O PAPEL DAS DESORDENS IMUNES NA ETIOLOGIA DO TRANSTORNO DO ESPECTRO AUTISTA: UMA REVISÃO SISTEMÁTICA

Autores

  • Danielle Tereza Ferreira Cordeiro Barros Centro Universitário de Excelência
  • Marcella Tosta Dias Centro Universitário de Excelência
  • Maria Carolina Oliveira Brito Centro Universitário de Excelência
  • Paloma Moura Martins Dantas Centro Universitário de Excelência
  • Rafaele Lima Guerra Centro Universitário de Excelência
  • Wallas da Silva Araújo Centro Universitário de Excelência

DOI:

https://doi.org/10.51891/rease.v12i3.24434

Palavras-chave:

Transtorno do Espectro Autista. Neuroinflamação. Sistema Imune.

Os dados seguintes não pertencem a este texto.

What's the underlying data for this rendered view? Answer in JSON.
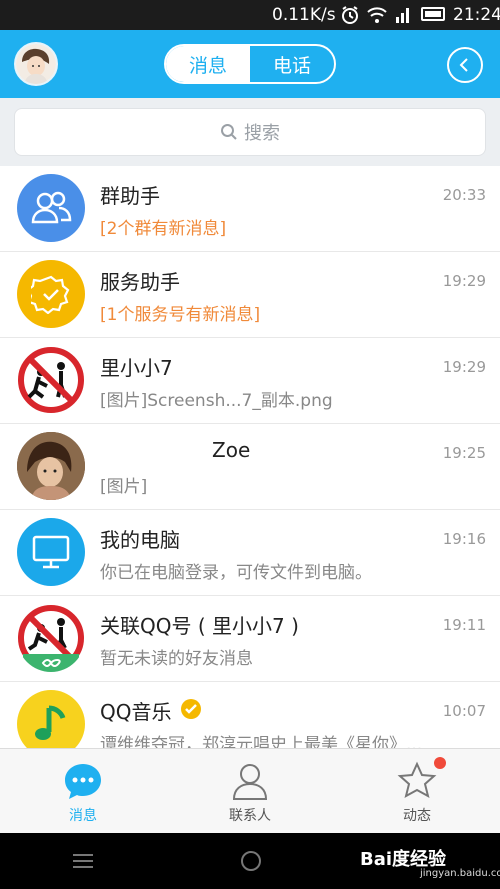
{
  "status_bar": {
    "speed": "0.11K/s",
    "time": "21:24"
  },
  "header": {
    "tabs": [
      {
        "label": "消息",
        "active": true
      },
      {
        "label": "电话",
        "active": false
      }
    ]
  },
  "search": {
    "placeholder": "搜索"
  },
  "conversations": [
    {
      "name": "群助手",
      "message": "[2个群有新消息]",
      "time": "20:33",
      "highlight": true,
      "avatar_icon": "group-icon",
      "avatar_color": "#4a8fe8"
    },
    {
      "name": "服务助手",
      "message": "[1个服务号有新消息]",
      "time": "19:29",
      "highlight": true,
      "avatar_icon": "badge-check-icon",
      "avatar_color": "#f5b800"
    },
    {
      "name": "里小小7",
      "message": "[图片]Screensh...7_副本.png",
      "time": "19:29",
      "highlight": false,
      "avatar_icon": "no-peeing-sign-icon",
      "avatar_color": "#ffffff"
    },
    {
      "name": "Zoe",
      "message": "[图片]",
      "time": "19:25",
      "highlight": false,
      "avatar_icon": "photo-avatar",
      "avatar_color": "#6b4a2e"
    },
    {
      "name": "我的电脑",
      "message": "你已在电脑登录，可传文件到电脑。",
      "time": "19:16",
      "highlight": false,
      "avatar_icon": "monitor-icon",
      "avatar_color": "#1ba8ea"
    },
    {
      "name": "关联QQ号 ( 里小小7 )",
      "message": "暂无未读的好友消息",
      "time": "19:11",
      "highlight": false,
      "avatar_icon": "no-peeing-sign-icon",
      "avatar_color": "#ffffff"
    },
    {
      "name": "QQ音乐",
      "message": "谭维维夺冠，郑淳元唱史上最美《星你》...",
      "time": "10:07",
      "highlight": false,
      "avatar_icon": "music-note-icon",
      "avatar_color": "#f7d21e"
    }
  ],
  "tab_bar": [
    {
      "label": "消息",
      "icon": "chat-bubble-icon",
      "active": true
    },
    {
      "label": "联系人",
      "icon": "contacts-icon",
      "active": false
    },
    {
      "label": "动态",
      "icon": "star-icon",
      "active": false,
      "badge": true
    }
  ],
  "watermark": {
    "logo": "Bai度经验",
    "url": "jingyan.baidu.com"
  }
}
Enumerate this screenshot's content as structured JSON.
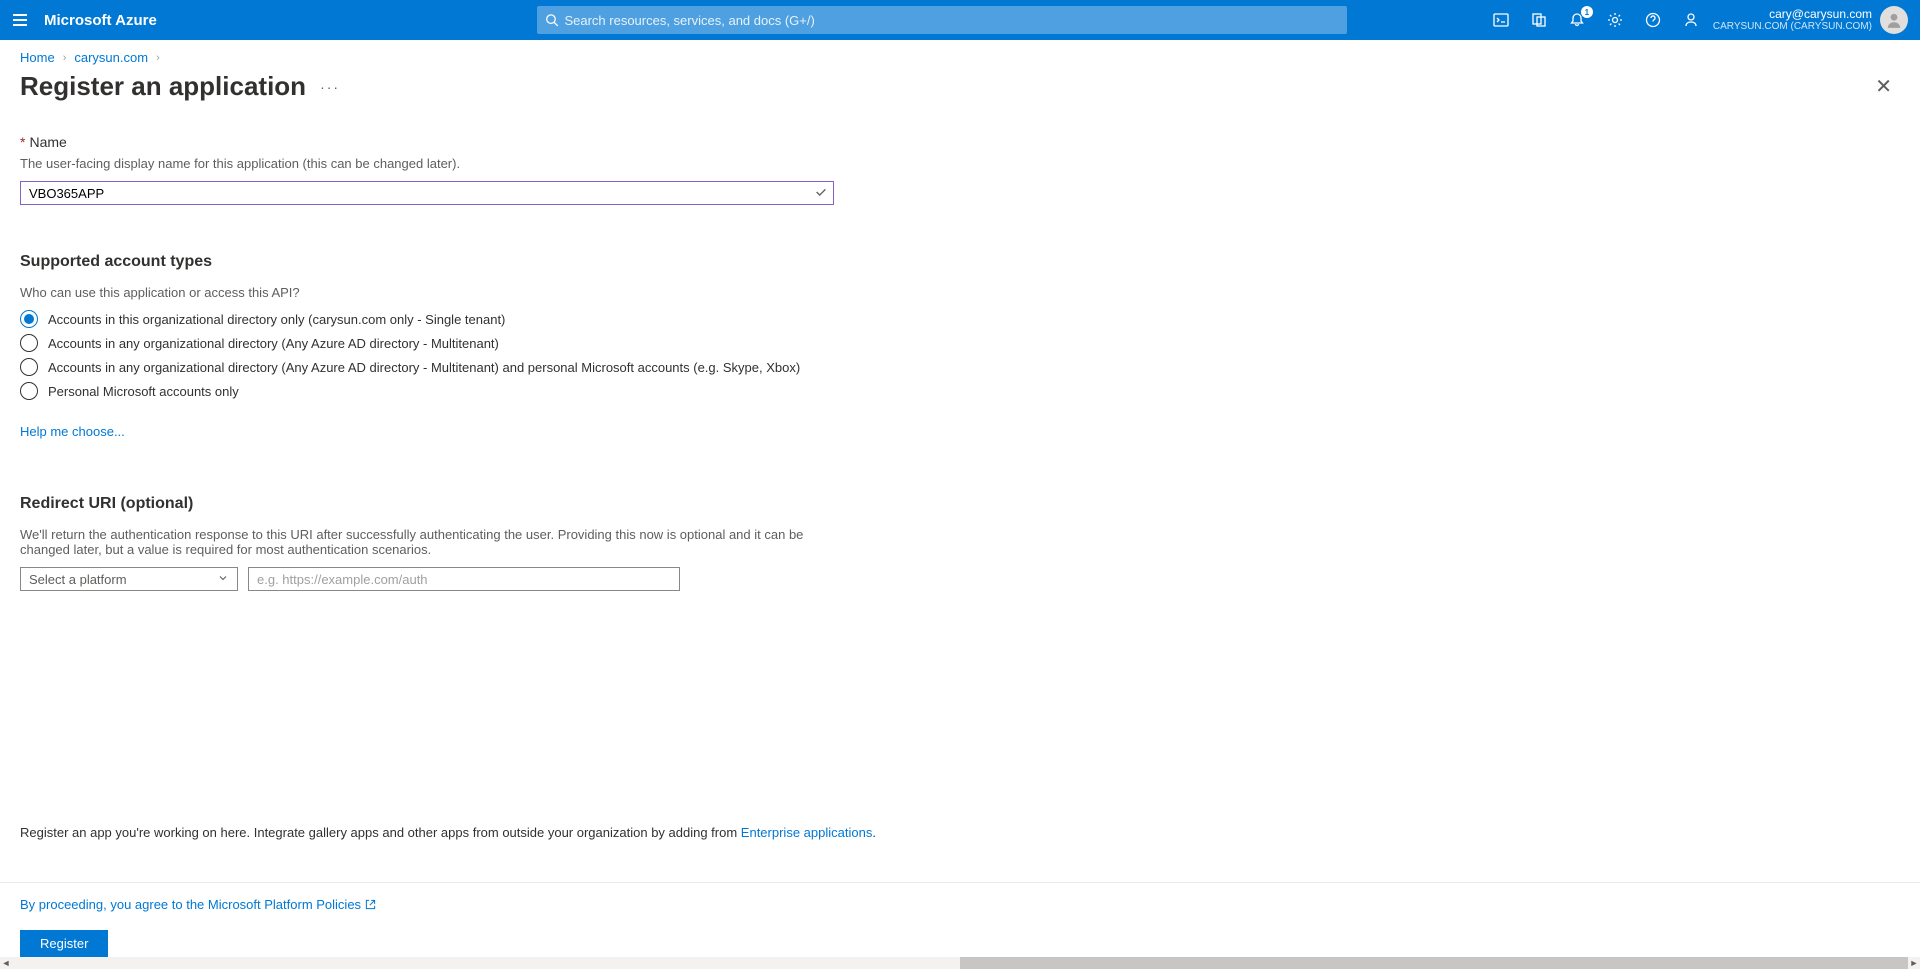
{
  "header": {
    "brand": "Microsoft Azure",
    "search_placeholder": "Search resources, services, and docs (G+/)",
    "notification_badge": "1",
    "user_email": "cary@carysun.com",
    "user_tenant": "CARYSUN.COM (CARYSUN.COM)"
  },
  "breadcrumb": {
    "home": "Home",
    "tenant": "carysun.com"
  },
  "page": {
    "title": "Register an application"
  },
  "name_section": {
    "label": "Name",
    "helper": "The user-facing display name for this application (this can be changed later).",
    "value": "VBO365APP"
  },
  "account_types": {
    "heading": "Supported account types",
    "helper": "Who can use this application or access this API?",
    "options": [
      "Accounts in this organizational directory only (carysun.com only - Single tenant)",
      "Accounts in any organizational directory (Any Azure AD directory - Multitenant)",
      "Accounts in any organizational directory (Any Azure AD directory - Multitenant) and personal Microsoft accounts (e.g. Skype, Xbox)",
      "Personal Microsoft accounts only"
    ],
    "selected_index": 0,
    "help_link": "Help me choose..."
  },
  "redirect": {
    "heading": "Redirect URI (optional)",
    "helper": "We'll return the authentication response to this URI after successfully authenticating the user. Providing this now is optional and it can be changed later, but a value is required for most authentication scenarios.",
    "platform_placeholder": "Select a platform",
    "uri_placeholder": "e.g. https://example.com/auth"
  },
  "bottom_note": {
    "prefix": "Register an app you're working on here. Integrate gallery apps and other apps from outside your organization by adding from ",
    "link": "Enterprise applications",
    "suffix": "."
  },
  "footer": {
    "policy": "By proceeding, you agree to the Microsoft Platform Policies",
    "register": "Register"
  }
}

Citocinas.

Resumo

Introdução: Evidências sugerem que eixos imunes e neuroinflamatórios participam da fisiopatologia do TEA, mas a magnitude e a aplicabilidade clínica desses achados ainda são heterogêneas. Objetivo: Sintetizar evidências de estudos primários sobre desordens imunes associadas ao TEA e avaliar a qualidade metodológica por delineamento. Métodos: Revisão sistemática registrada no PROSPERO (CRD420251067439), conduzida conforme PRISMA 2020. Buscas em PubMed/MEDLINE, SciELO e LILACS (2020–2025), complementadas por rastreamento de referências. Inclusão: estudos originais observacionais (transversal/coorte) e experimentais/laboratoriais que relacionassem TEA a marcadores ou mecanismos imuno-inflamatórios. Exclusão: revisões, metanálises, editoriais, relatos de caso e duplicatas. Avaliação do risco de viés: RoB 2 (experimentais) e JBI (observacionais). Resultados: Dos 3.600 registros, 12 estudos foram incluídos. Em modelos e amostras humanas, observaram-se aumento de IL-6 por monócitos e assinaturas transcricionais pró-inflamatórias, além de polarização microglial e estresse oxidativo, sugerindo circuito periferia–SNC. Em coortes, condições imunes maternas, infecções na gestação/início da vida e febre pré-natal associaram-se a maior risco de TEA. Achados moleculares indicaram mis-splicing de microéxon em CPEB4 com impacto sináptico. A qualidade foi globalmente moderada a boa; limitações incluíram heterogeneidade de métodos, amostras pequenas e controle incompleto de confundidores. Conclusão: As evidências apontam contribuição de mecanismos imuno-inflamatórios e exposições maternas para o risco e a expressão fenotípica do TEA, reforçando a necessidade de biomarcadores padronizados e coortes multicêntricas para validação clínica.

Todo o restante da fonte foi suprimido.